Efficacité énergétique dans les bâtiments

Alors que la France est engagée sur la voie de la transition énergétique, quelle place l’UE lui accorde-t-elle ? 200 milliards d’euros en dix ans seront investis dans ce domaine, soit le dixième de l’investissement prévu pour l’Europe de l’énergie. Le privé assumera « la plus grande partie » de ce coût. Seront également mobilisés la Banque européenne d’investissement, les mécanismes pour l’interconnexion en Europe, les fonds structurels et le plan Juncker.
La stratégie reprend les objectifs du paquet énergie climat 2030 arrêté en octobre 2014 : réduire ses émissions de gaz à effet de serre d’au moins 40%, augmenter la part des énergies renouvelables d’au moins 27% et renforcer l’efficacité énergétique d’au moins 27%. L’objectif d’amélioration de l’efficacité énergétique sera réexaminé en 2020 dans la perspective de le porter à 30%. « La plus grande partie du travail doit être effectuée aux échelons national, régional et local », insiste la Commission. Elle attend ainsi des mesures prises aux niveaux local et régional « pour exploiter le potentiel d’efficacité énergétique des bâtiments », sachant que les trois quarts du parc de logements en Europe a un faible rendement. La Commission soutiendra des mécanismes visant à « simplifier l’accès aux sources de financement existantes » et proposera aux autorités de gestion des fonds structurels « des modèles de financement ‘prêts à l’emploi’ pour les instruments financiers ». Les instruments financiers sont des montages complexes reposant sur des garanties publiques et l’intervention des banques. La Commission élaborera un appui en termes d’assistance technique. L’UE entend également apporter son soutien à des initiatives telles que les « villes et collectivités intelligentes » ou le « Pacte des maires » par lequel les villes s’engagent à réduire leurs émissions de CO2.

Transports

A côté de la construction, l’UE  s’attaquera aux modes de transport, responsables de « plus de 30% de la consommation finale d’énergie en Europe ». « 94% des transports sont tributaires des produits pétroliers dont 90% sont importés », précise la Commission qui souhaite une Europe moins dépendante du pétrole.
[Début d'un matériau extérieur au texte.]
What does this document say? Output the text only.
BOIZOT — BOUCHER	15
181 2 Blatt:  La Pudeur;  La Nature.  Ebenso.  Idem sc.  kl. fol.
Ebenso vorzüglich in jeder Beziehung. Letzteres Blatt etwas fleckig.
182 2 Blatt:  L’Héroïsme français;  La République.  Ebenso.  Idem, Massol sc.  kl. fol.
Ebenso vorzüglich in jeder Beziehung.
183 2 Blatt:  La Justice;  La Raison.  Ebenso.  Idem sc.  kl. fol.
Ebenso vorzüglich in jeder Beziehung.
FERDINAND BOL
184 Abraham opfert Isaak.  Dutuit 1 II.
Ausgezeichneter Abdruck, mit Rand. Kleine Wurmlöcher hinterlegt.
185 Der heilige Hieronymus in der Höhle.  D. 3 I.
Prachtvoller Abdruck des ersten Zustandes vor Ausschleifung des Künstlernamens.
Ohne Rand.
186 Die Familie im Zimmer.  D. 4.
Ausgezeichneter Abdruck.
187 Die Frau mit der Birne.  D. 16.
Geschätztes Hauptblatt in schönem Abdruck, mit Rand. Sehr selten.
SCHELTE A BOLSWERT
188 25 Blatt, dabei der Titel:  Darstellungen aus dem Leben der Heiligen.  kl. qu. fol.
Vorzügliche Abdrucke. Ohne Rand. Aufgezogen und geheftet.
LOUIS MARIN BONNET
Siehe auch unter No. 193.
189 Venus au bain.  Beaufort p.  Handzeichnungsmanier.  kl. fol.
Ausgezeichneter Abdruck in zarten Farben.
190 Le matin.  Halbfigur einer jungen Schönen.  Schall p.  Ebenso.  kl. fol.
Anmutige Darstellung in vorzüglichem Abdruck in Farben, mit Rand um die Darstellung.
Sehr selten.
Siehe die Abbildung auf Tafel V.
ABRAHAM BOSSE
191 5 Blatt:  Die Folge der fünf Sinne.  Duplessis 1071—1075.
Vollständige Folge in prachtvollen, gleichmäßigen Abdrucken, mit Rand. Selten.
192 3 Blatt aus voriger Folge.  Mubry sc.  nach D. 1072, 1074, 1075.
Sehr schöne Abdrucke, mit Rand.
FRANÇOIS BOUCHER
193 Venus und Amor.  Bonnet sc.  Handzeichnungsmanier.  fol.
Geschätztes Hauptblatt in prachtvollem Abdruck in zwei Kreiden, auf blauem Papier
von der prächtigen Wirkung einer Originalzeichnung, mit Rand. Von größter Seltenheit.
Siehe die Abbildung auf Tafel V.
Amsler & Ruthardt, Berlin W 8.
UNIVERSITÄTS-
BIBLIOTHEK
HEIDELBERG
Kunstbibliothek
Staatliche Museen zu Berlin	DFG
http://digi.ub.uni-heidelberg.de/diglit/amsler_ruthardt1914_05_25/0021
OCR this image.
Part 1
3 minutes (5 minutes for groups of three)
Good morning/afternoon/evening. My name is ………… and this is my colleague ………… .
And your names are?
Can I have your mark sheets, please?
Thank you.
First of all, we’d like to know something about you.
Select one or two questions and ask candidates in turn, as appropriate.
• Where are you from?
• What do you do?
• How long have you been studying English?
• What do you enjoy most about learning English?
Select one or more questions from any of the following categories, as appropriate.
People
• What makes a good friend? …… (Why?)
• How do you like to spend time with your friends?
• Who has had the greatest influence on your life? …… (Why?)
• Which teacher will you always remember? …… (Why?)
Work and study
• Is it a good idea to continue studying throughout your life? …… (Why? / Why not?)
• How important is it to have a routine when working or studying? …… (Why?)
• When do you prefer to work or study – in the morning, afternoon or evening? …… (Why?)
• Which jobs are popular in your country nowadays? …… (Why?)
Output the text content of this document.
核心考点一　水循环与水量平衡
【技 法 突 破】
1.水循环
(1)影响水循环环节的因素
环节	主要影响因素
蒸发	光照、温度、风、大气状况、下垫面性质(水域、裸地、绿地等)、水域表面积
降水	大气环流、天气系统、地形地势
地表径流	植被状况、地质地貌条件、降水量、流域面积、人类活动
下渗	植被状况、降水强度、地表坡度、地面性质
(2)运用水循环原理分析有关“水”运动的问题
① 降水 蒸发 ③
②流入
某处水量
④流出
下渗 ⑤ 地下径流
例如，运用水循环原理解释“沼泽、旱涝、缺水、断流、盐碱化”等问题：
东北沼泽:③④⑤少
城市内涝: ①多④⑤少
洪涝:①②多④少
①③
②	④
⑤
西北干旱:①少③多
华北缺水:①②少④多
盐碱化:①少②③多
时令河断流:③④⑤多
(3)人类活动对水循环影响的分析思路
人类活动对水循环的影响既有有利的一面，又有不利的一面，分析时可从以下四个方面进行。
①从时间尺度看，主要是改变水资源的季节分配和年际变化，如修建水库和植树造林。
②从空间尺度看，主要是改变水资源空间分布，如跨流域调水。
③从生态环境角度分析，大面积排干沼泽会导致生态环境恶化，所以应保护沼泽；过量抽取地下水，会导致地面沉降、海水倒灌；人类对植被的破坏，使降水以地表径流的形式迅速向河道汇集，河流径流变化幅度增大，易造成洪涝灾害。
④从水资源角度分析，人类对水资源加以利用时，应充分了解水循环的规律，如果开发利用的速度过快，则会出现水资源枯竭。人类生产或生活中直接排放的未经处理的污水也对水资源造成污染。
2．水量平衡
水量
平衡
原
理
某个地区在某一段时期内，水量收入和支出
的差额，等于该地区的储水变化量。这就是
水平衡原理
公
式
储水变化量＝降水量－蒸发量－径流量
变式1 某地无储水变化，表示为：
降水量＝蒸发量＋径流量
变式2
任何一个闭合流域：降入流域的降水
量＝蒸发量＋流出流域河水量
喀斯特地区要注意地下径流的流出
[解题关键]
La stratégie vise à durcir les normes d’émission de CO2 applicables aux voitures et camionnettes au-delà de 2020 et à promouvoir le recours à des systèmes de péage routier sur le principe du pollueur-payeur et de l’utilisateur-payeur. La Commission poursuivra l’initiative « Shif 2Rail », un programme de modernisation du ferroviaire. Elle souhaite aussi accélérer le déploiement de points de ravitaillement et de recharge de véhicules électriques. Elle souhaite devenir « leader » en matière d’électromobilité, ce qui passera par « une intégration complète des véhicules électriques dans les politiques de mobilité urbaine ».
L’UE entend parallèlement devenir « leader mondial » dans les énergies renouvelables. « L’UE est bien partie pour atteindre l’objectif de 20% d’énergies renouvelables dans le bouquet énergétique d’ici à 2020 », assure la Commission. Elle proposera un nouveau paquet sur les énergies renouvelables en 2016-2017.
Enfin, la Commission vise un objectif de 10% d’interconnexion en Europe pour les réseaux électriques. Ce qui signifie que 10% de la production d’électricité doit passer les frontières… via des lignes à très haute tension, comme celle qui vient d’être inaugurée entre la France et l’Espagne, traversant les Pyrénées.
Selon le Bureau européen pour l’environnement, « la rhétorique sur l’importance de l’efficacité énergétique doit désormais être traduite en actions concrètes. Mais elle est déjà éclipsée par une recherche presque obsessionnelle de nouveaux fournisseurs de gaz ».